Der erste Sieg für die Borussia im vierten Spiel – endlich! Zwar hatten diesen Lauf der Dinge kluge Köpfe schon früh vorausgesehen, doch führte das 2:1 in Gladbach für hörbares Durchatmen. Ein desaströser Saisonstart, der Trainer und Mannschaft noch mehr unter Druck setzt, ist vorerst einmal abgewendet.

Der denkwürdigste Moment dieses Vfduells fiel in die 34. Spielminute. Die Gladbach-Fans in der Nordkurve skandierten lautstark: „Osnabrück, Osnabrück!“ Anschließend hallte ein „Vau-Ääff-Äähell!“ zu den Lila-Weißen und wurde dort mit „Vau-Ääff-Äähell!“ beantwortet. So ging das eine Zeitlang hin und her: „Vau-Ääff-Äähell!“ – „Vau-Ääff-Äähell!“ Schön war das und rührend und wie wir uns das immer erträumt hatten: Ein waches Zeichen der VfLiebe.

„Der individuellen Klasse eines amtierenden deutschen Nationalspielers war die Osnabrücker Hintermannschaft zwei Mal nicht gewachsen“, sagt der Borusse nach der ersten Halbzeit. „Bei den zwei Neuville-Treffern hat Gladbach jeweils zwölf gegen zehn gespielt, denn Hennings und Aziz mit ihren Fehlern im Mittelfeld sind ihrer eigenen Mannschaft in den beiden Situationen schwer zuzurechnen“, entgegnet der Osnabrücker.
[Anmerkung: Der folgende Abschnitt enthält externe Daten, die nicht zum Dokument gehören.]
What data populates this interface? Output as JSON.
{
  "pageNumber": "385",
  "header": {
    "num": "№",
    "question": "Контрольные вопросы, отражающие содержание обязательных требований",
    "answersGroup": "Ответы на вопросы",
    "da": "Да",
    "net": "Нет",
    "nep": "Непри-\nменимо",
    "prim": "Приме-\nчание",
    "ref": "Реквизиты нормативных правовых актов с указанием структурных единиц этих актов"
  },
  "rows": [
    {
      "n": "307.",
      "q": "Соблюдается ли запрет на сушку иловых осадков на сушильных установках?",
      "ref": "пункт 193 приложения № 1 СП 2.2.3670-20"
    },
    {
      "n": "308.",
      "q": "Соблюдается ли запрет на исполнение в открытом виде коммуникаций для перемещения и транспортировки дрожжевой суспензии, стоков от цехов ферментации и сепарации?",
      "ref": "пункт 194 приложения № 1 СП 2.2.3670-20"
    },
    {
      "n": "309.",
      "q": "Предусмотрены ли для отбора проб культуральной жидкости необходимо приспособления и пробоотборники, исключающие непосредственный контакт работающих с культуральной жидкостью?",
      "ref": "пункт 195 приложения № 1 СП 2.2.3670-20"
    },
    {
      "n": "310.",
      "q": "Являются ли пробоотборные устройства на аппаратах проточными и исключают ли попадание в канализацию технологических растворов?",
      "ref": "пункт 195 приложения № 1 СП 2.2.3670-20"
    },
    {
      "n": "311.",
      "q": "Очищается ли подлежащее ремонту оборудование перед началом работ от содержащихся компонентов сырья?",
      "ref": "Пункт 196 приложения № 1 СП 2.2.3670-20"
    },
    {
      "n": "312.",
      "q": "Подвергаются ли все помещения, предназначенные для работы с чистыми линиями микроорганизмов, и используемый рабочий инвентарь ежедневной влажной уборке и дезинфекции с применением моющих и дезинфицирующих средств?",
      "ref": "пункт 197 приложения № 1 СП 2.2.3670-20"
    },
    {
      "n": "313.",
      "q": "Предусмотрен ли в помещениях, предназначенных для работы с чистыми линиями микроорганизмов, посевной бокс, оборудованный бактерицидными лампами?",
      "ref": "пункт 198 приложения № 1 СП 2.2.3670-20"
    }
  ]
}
Gladbach also führte schnell 2:0 und war doch bis dahin eigentlich genauso chancenlos wie Osnabrück.

„Wie viele Fans von denen wohl mitkommen“, fragte sich ein anderer Fohlen-Fan im Shuttle-Bus. „Nie im Leben mehr als 1000“, prophezeite sein Freund. Jener Freund wird sich heute zwei Mal gewundert haben. Das erste Mal über die gut gefüllte lila-weiße Kurve. Das zweite Mal in der zweiten Halbzeit, als eine völlig verwandelte Osnabrücker Mannschaft ein zuweilen sehr gefälliges und kombinationssicheres Angriffsspiel aufzog und die Borussia, abgesehen vom ein oder anderen Konter, zeitweise in der eigenen Hälfte einschnürte.

„Ich werde mir nie in Passivität die Liga ermauern wollen“, erklärte VfL-Coach Claus-Dieter Wollitz nach Spielschluss, was ihm außer den beiden Gegentoren an der ersten Halbzeit überhaupt nicht gefallen hatte. Eben zu passiv, zu zurückhaltend, zu harmlos. Das hieß umgekehrt nicht, dass Gladbach ein Feuerwerk abgefackelt hätte, doch die entscheidenden Zweikämpfe gewann die Borussia. Ohne viel investieren zu müssen, führte Jos Luhukays Team souverän. Dann wechselte Wollitz mit Tredup und Manno zwei Schwachpunkte aus und mit Thomik und Touré, der erst zwei Mal mit der Mannschaft trainiert hat, zwei Aktivposten ein. Wie von Zauberhand änderten auch Aziz und vor allem Nouri ihre Arbeitseinstellung und machten all das richtig, was sie in der ersten Hälfte falsch gemacht hatten. Luhukay fand, zu diesem Zeitpunkt hätte seine Mannschaft eigentlich schon 3:0 führen müssen, am Ende hätte das Spiel dann jedoch auch unentschieden ausgehen können.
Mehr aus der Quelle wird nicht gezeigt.